1. Key Concepts and Formulas

• Parameterization of a Line in 3D: A line in 3D space can be represented parametrically. For a line defined by two equations like $x=y, z=k$, a general point on the line can be written as $(t, t, k)$. Similarly, for $x=-y, z=k'$, a general point is $(s, -s, k')$. The direction vector of the line is obtained by taking the coefficients of the parameter (e.g., for $(t,t,k)$, the direction vector is $(1,1,0)$).
• Foot of Perpendicular from a Point to a Line: To find the foot of the perpendicular $Q$ from a point $P(x_0, y_0, z_0)$ to a line $L$ with direction vector $\vec{d}=(l,m,n)$, we first express a general point on the line $L$ parametrically, say $Q(\lambda)$. The vector $\vec{PQ}$ connecting $P$ to this general point must be perpendicular to the direction vector of the line $L$.
• Condition for Perpendicular Vectors: Two non-zero vectors $\vec{u}$ and $\vec{v}$ are perpendicular (orthogonal) if and only if their dot product is zero: $\vec{u} \cdot \vec{v} = 0$.

2. Step-by-Step Solution

Step 1: Parameterize the lines and find their direction vectors. The given point is $P(a, a, a)$.

• Line 1: $x=y, z=1$. A general point on this line can be represented as $Q_g(t, t, 1)$. The direction vector of this line, $\vec{d_1}$, can be found by observing the change in coordinates with respect to $t$. Here, $\vec{d_1} = (1, 1, 0)$.

• Line 2: $x=-y, z=-1$. A general point on this line can be represented as $R_g(s, -s, -1)$. The direction vector of this line, $\vec{d_2}$, is $\vec{d_2} = (1, -1, 0)$.

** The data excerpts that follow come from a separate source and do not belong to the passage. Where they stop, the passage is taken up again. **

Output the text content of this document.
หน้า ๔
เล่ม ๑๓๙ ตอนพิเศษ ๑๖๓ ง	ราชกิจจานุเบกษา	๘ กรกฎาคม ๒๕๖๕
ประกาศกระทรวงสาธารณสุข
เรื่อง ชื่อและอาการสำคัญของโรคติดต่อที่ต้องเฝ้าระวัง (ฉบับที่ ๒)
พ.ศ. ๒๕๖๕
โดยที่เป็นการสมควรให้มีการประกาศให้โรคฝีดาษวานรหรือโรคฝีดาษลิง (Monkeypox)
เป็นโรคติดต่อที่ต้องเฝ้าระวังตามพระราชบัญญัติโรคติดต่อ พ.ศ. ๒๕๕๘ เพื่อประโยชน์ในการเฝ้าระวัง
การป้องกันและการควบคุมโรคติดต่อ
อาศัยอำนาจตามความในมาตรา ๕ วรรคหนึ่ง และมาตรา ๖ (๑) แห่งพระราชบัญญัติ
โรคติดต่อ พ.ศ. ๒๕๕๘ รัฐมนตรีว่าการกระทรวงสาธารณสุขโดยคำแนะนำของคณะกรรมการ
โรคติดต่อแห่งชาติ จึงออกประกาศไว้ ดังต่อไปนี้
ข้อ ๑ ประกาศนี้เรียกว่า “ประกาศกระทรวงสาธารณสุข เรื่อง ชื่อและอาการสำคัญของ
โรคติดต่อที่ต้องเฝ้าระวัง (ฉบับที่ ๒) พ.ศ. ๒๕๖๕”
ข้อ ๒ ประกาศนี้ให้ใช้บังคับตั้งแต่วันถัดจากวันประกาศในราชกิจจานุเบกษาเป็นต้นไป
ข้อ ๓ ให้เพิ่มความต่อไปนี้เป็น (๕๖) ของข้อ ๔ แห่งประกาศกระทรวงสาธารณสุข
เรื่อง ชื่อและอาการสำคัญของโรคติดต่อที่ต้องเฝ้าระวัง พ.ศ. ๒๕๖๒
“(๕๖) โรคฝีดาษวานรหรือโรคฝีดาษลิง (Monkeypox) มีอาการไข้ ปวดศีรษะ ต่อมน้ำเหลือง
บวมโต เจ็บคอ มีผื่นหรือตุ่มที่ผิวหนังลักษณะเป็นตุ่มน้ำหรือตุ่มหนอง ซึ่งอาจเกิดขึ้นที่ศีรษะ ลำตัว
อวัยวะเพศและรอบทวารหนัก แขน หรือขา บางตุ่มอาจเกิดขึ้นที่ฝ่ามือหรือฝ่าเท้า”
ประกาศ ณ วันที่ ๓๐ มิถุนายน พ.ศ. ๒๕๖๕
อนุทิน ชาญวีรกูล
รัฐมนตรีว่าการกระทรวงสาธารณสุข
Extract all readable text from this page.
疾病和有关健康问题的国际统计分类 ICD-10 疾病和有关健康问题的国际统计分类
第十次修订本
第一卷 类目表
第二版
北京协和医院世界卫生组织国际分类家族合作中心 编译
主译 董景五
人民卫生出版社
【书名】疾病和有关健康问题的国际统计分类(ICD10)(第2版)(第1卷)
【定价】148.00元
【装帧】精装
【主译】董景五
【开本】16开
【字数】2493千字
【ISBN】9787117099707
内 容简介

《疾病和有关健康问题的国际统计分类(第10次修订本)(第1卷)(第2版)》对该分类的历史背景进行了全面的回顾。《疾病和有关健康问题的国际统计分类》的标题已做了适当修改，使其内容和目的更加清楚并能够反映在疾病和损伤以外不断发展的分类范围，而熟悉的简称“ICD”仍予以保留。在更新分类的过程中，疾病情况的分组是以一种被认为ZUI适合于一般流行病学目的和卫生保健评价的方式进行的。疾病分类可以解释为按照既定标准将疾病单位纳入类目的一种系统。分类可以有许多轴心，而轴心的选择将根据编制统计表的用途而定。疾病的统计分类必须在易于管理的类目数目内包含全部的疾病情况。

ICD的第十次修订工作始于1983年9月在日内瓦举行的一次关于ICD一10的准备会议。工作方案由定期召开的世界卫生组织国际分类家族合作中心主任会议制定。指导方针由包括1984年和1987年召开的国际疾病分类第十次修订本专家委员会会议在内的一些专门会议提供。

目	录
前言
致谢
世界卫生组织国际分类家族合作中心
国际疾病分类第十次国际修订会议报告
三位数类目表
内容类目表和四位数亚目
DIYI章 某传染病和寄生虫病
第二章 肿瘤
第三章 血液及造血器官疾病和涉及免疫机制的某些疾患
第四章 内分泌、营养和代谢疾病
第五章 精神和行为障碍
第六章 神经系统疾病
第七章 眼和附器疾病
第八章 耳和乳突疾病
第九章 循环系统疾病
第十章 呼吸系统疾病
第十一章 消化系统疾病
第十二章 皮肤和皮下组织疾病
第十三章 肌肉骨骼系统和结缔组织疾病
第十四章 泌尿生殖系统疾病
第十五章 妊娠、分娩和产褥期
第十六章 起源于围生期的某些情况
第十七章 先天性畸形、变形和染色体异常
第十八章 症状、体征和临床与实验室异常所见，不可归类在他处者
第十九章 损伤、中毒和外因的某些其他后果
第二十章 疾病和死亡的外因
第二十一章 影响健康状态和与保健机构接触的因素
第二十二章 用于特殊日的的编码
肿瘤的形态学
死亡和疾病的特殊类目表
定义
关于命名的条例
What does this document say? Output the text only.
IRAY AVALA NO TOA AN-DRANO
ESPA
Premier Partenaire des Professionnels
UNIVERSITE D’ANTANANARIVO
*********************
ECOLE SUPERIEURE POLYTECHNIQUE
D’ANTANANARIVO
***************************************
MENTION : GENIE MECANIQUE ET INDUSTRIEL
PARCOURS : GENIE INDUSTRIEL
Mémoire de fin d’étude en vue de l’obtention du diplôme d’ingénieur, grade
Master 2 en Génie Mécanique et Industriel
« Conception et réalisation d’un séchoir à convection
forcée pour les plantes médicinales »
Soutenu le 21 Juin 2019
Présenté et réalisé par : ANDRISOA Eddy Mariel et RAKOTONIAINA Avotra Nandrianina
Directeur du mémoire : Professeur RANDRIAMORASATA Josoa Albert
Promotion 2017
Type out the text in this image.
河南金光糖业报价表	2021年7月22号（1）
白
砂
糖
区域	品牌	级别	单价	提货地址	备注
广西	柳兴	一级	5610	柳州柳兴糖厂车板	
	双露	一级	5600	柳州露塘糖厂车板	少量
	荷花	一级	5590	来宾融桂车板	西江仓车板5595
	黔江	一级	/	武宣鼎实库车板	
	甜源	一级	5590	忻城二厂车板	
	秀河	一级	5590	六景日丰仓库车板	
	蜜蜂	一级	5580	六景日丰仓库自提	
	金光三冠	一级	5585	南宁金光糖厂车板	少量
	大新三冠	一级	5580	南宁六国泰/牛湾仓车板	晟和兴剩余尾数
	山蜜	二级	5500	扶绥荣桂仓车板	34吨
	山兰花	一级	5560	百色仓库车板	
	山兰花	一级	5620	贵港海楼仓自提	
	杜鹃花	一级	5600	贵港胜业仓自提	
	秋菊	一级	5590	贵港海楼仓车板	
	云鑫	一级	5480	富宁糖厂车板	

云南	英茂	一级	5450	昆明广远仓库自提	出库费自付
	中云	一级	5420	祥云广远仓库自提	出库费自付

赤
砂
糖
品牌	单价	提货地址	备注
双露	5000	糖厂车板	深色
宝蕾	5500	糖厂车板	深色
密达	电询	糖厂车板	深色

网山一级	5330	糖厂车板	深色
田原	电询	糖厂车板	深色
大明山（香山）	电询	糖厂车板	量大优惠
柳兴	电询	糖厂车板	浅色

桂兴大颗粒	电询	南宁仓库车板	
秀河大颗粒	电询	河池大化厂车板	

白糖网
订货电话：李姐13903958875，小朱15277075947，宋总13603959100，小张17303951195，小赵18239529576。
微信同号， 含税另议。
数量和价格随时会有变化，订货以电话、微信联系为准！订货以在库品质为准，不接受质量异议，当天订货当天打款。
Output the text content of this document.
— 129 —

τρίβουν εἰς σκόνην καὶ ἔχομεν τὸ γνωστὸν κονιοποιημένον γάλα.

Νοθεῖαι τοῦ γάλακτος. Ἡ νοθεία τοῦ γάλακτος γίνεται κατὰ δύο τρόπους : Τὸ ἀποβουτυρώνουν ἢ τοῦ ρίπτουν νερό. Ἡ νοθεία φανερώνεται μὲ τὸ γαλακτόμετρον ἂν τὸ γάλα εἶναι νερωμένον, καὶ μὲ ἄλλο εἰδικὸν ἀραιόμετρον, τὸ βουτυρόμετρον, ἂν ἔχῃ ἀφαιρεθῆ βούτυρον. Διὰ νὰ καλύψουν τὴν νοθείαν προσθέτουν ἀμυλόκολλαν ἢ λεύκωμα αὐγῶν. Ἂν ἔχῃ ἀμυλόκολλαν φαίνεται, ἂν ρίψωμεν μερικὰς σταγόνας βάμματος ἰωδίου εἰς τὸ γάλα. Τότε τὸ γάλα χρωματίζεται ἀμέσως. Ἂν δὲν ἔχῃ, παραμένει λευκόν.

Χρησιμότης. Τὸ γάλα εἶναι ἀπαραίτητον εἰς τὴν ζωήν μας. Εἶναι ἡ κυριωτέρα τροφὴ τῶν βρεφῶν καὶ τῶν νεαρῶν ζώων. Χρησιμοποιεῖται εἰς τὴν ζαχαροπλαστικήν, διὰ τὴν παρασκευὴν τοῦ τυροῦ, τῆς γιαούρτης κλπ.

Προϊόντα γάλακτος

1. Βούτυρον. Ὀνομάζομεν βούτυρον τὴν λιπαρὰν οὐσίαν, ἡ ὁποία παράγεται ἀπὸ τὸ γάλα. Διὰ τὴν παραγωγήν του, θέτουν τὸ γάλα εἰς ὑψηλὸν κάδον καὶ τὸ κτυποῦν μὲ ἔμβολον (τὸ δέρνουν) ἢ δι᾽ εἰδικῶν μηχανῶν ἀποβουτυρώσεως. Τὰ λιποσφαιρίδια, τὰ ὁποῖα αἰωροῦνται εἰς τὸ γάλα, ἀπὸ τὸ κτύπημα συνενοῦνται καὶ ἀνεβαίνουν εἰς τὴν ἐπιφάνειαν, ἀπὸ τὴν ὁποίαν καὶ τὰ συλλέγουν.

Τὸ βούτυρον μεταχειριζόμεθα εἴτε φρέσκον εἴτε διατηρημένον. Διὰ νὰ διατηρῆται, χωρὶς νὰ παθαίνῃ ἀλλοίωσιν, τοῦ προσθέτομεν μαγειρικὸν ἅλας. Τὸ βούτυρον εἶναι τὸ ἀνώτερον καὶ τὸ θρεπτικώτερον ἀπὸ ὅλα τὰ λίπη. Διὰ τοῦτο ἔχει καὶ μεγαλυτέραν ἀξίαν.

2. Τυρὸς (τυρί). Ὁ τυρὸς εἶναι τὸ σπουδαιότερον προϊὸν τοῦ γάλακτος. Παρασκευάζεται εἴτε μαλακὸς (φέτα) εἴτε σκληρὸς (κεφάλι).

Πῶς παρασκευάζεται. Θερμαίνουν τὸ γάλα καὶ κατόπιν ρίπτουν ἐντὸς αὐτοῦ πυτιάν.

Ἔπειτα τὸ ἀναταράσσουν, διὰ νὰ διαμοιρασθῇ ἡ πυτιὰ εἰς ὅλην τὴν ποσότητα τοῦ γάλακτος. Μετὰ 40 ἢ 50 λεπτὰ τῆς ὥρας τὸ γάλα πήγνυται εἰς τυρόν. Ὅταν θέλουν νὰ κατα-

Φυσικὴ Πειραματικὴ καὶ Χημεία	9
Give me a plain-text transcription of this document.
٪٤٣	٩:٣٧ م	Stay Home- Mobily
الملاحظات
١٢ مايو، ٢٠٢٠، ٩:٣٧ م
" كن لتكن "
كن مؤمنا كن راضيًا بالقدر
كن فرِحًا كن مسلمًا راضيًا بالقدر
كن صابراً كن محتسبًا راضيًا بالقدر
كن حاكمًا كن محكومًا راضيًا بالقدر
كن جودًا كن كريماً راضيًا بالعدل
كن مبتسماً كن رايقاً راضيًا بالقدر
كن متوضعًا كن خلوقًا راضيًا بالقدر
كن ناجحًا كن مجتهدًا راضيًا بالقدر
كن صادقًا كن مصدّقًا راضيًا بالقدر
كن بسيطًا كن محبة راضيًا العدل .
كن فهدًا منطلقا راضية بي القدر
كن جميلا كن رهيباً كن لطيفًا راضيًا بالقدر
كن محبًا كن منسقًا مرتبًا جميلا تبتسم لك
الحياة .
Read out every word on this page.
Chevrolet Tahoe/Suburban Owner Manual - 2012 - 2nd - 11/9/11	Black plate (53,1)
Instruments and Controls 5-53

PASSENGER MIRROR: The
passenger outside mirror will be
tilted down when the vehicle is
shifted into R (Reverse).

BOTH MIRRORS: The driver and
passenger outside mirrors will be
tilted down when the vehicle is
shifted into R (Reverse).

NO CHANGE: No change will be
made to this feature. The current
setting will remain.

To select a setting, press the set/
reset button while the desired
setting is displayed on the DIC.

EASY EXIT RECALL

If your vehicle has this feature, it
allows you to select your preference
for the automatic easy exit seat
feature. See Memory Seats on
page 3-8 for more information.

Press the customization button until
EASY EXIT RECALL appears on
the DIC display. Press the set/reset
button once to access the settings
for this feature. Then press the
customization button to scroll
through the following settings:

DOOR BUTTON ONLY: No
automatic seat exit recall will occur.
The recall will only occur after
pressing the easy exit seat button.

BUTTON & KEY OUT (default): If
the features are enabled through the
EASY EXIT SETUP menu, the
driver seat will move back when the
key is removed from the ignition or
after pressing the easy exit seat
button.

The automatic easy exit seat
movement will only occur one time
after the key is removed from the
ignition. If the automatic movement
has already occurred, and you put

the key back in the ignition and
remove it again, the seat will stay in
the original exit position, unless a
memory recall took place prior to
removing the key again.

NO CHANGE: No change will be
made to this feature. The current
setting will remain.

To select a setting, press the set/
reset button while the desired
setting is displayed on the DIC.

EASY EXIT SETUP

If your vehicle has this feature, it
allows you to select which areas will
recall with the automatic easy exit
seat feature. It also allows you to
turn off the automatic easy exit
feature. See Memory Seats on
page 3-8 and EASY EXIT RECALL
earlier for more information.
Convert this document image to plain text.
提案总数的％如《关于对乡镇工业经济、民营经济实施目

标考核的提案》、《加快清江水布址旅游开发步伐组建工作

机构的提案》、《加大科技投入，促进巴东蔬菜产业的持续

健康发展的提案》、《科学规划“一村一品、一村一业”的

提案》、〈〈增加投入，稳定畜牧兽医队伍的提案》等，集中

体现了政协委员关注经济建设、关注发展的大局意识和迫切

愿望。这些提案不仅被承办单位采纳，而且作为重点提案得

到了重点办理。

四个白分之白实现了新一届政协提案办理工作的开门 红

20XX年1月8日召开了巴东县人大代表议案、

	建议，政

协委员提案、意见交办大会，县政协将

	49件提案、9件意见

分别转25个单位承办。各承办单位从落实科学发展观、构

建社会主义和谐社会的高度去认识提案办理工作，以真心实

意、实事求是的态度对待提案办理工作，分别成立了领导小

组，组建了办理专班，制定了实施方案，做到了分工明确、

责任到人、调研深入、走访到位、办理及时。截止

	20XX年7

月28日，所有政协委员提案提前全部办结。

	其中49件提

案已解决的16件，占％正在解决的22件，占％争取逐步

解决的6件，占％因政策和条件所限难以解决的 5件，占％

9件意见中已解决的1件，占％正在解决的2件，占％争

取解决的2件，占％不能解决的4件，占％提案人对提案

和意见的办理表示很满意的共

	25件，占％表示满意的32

Step 2: Find the coordinates of Q, the foot of the perpendicular from P to Line 1. Let $Q(t, t, 1)$ be the foot of the perpendicular from $P(a, a, a)$ to Line 1. The vector $\vec{PQ}$ is given by: $\vec{PQ} = (t-a, t-a, 1-a)$ Since $\vec{PQ}$ is perpendicular to Line 1, its dot product with the direction vector $\vec{d_1}=(1,1,0)$ must be zero: $\vec{PQ} \cdot \vec{d_1} = (t-a)(1) + (t-a)(1) + (1-a)(0) = 0$ $2(t-a) = 0 \implies t=a$ Substituting $t=a$ back into the coordinates of $Q_g$, we get the coordinates of $Q$: $Q = (a, a, 1)$

Step 3: Find the coordinates of R, the foot of the perpendicular from P to Line 2. Let $R(s, -s, -1)$ be the foot of the perpendicular from $P(a, a, a)$ to Line 2. The vector $\vec{PR}$ is given by: $\vec{PR} = (s-a, -s-a, -1-a)$ Since $\vec{PR}$ is perpendicular to Line 2, its dot product with the direction vector $\vec{d_2}=(1,-1,0)$ must be zero: $\vec{PR} \cdot \vec{d_2} = (s-a)(1) + (-s-a)(-1) + (-1-a)(0) = 0$ $s-a + s+a = 0$ $2s = 0 \implies s=0$ Substituting $s=0$ back into the coordinates of $R_g$, we get the coordinates of $R$: $R = (0, 0, -1)$

Step 4: Use the condition that $\angle QPR$ is a right angle. If $\angle QPR$ is a right angle, then the vectors $\vec{PQ}$ and $\vec{PR}$ must be perpendicular. First, let's find the components of $\vec{PQ}$ and $\vec{PR}$ using the calculated coordinates of $P, Q, R$: $P = (a, a, a)$ $Q = (a, a, 1)$ $R = (0, 0, -1)$ $\vec{PQ} = Q - P = (a-a, a-a, 1-a) = (0, 0, 1-a)$ $\vec{PR} = R - P = (0-a, 0-a, -1-a) = (-a, -a, -1-a)$ Now, set their dot product to zero: $\vec{PQ} \cdot \vec{PR} = (0)(-a) + (0)(-a) + (1-a)(-1-a) = 0$ $(1-a)(-1-a) = 0$ This simplifies to: $-(1-a)(1+a) = 0$ $-(1-a^2) = 0$ $a^2 - 1 = 0$ $a^2 = 1$

Step 5: Calculate the final required value. The problem asks for the value of $12a^2$. $12a^2 = 12(1) = 12$

3. Common Mistakes & Tips

• Incorrect Parameterization: Ensure the parametric equations correctly represent the given lines. For lines like $x=y, z=k$, remember that $z$ is constant, and $x$ and $y$ are equal (or related as specified).
• Dot Product Errors: Double-check the calculation of the dot product for both finding the foot of the perpendicular and for the angle condition. A sign error can lead to an incorrect result.
• Vector Definition: Always define vectors consistently (e.g., $\vec{PQ} = Q-P$). Reversing the order (e.g., $\vec{QP}$) would reverse the sign of the vector components, but the dot product for perpendicularity would still be zero.

4. Summary

This problem involved finding the feet of perpendiculars from a given point to two lines in 3D space, and then applying the condition that the angle between the two resulting vectors (from the given point to the feet of perpendiculars) is $90^\circ$. We parameterized each line, used the dot product condition for perpendicularity to find the coordinates of the feet of perpendiculars, and finally used the dot product condition for the angle between the two vectors $\vec{PQ}$ and $\vec{PR}$ to solve for $a^2$. The value of $a^2$ was found to be 1, leading to $12a^2 = 12$.

5. Final Answer

The final answer is $\boxed{12}$.